In a much-discussed decision handed down last Monday, the U.S. Supreme Court ruled it unconstitutional to sentence juvenile offenders to life in prison without parole when they are convicted of a “nonhomicide crime.” In its summary, the court specifically pointed out how frequently the punishment is meted out in Florida. In fact, of the 129 juveniles nationwide currently serving life without parole for a non-homicide, 77 (60 percent) reside in Florida prisons.
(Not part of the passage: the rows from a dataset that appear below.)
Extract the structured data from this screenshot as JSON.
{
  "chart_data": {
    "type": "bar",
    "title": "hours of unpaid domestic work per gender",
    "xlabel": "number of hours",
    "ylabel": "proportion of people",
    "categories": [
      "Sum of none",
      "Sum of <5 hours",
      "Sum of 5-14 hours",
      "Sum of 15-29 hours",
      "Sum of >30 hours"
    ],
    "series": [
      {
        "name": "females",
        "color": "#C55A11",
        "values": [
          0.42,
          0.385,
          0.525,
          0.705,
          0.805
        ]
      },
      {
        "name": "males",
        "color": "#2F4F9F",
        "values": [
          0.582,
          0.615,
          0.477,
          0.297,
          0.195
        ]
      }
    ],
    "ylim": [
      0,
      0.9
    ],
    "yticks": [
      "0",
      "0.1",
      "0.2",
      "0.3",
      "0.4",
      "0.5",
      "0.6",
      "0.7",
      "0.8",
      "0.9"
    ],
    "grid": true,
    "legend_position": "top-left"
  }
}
The court also indicated that one of its primary concerns when it made its ruling was the lack of statewide guidelines for meting out such harsh punishment:
[A]lthough Florida and other States have made substantial efforts to enact comprehensive rules governing the treatment of youthful offenders, such laws allow the imposition of the type of sentence at issue based only on a discretionary, subjective judgment by a judge or jury that the juvenile offender is irredeemably depraved, and are therefore insufficient to prevent the possibility that the offender will receive such a sentence despite a lack of moral culpability. Second, a case-by-case approach requiring that the particular offender’s age be weighed against the seriousness of the crime as part of a gross disproportionality inquiry would not allow courts to distinguish with sufficient accuracy the few juvenile offenders having sufficient psychological maturity and depravity to merit a life without parole sentence from the many that have the capacity for change.